PEN und Börsenverein fordern die Freigabe beschlagnahmten kurdischen Archivgutes

Pressemitteilung, Darmstadt/Frankfurt am Main, 2. Februar 2022. Am 26. Januar 2022 hat das Bundesverwaltungsgericht das Verbot des Mezopotamien Verlags und seines Schwesterunternehmens MiR Multimedia aus vereinsrechtlichen Gründen bestätigt. Es war vor drei Jahren am 12. Februar 2019 vom Innenministerium erlassen worden. Den beiden in Neuss ansässigen Unternehmen wird vorgeworfen, die in Deutschland verbotene kurdische Arbeiterpartei PKK zu unterstützen und mit dieser personell verflochten zu sein.

Im Zuge des Verbotsverfahrens sind mehrere Lkw-Ladungen an Büchern, Tonträgern und Musikinstrumenten beschlagnahmt worden, insgesamt rund 50.000 Stück. Betroffen war auch das kurdische Musikarchiv, das so in der Türkei nicht existiert und weltweit als einzigartig gilt. Die über Jahre ehrenamtlich in Neuss zusammengetragene Sammlung hätte in der Türkei aufgrund der dortigen Unterdrückung der kurdischen Sprache und Kultur nicht angelegt werden können.

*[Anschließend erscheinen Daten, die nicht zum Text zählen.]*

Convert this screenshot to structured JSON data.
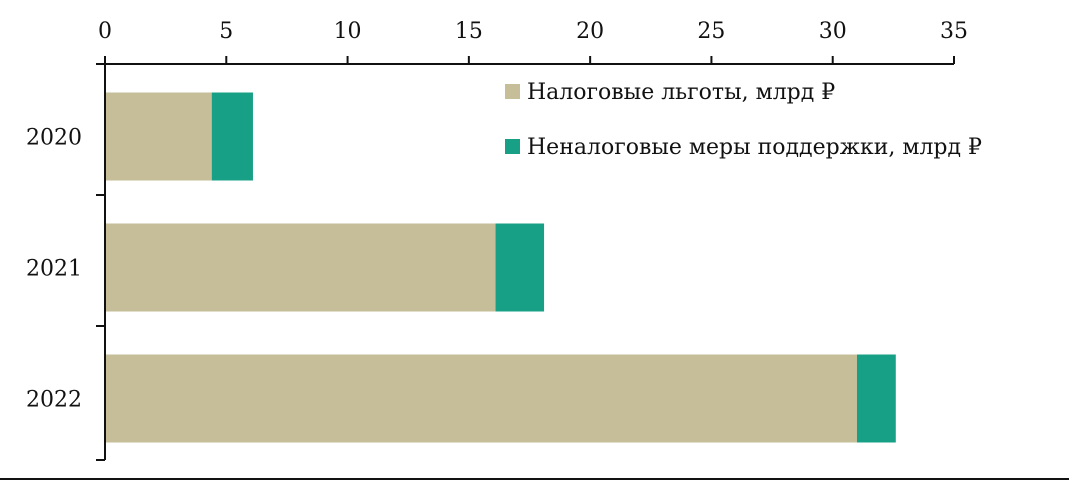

Das deutsche PEN-Zentrum und der Börsenverein des Deutschen Buchhandels haben bereits 2019 die Verhältnismäßigkeit dieser Beschlagnahme bezweifelt und ein schnelles und transparentes Verfahren gefordert. Die Maßnahme wurde nicht mit dem Verbot einzelner Bücher oder Musikstücke begründet. Vielmehr erfolgte sie im Rahmen der Einziehung des Vereinsvermögens. Einige wichtige Titel des Mezopotamien Verlages konnten danach durch eine solidarische Aktion deutscher, schweizerischer und österreichischer Verlage erneut erscheinen, darunter auch Bücher des inhaftierten PKK-Gründers Abdullah Öcalan.

Nach Abschluss des Verbotsverfahrens ist offen, was mit dem beschlagnahmten Kulturgut geschieht. Das Bundesinnenministerium hat auf eine Anfrage im Bundestag im Juni 2019 eine „sachgerechte Behandlung“ zugesagt. Danach soll nach „Bestandskraft der Verbotsverfügung“ über die Verwendung des Vereinsvermögens entschieden werden.

PEN und Börsenverein fordern die Freigabe des seltenen und wertvollen Kulturguts der kurdischen Gemeinschaft. Es sollte Kurdinnen und Kurden sowie der kulturwissenschaftlichen Forschung in einer geeigneten Institution frei zugänglich sein.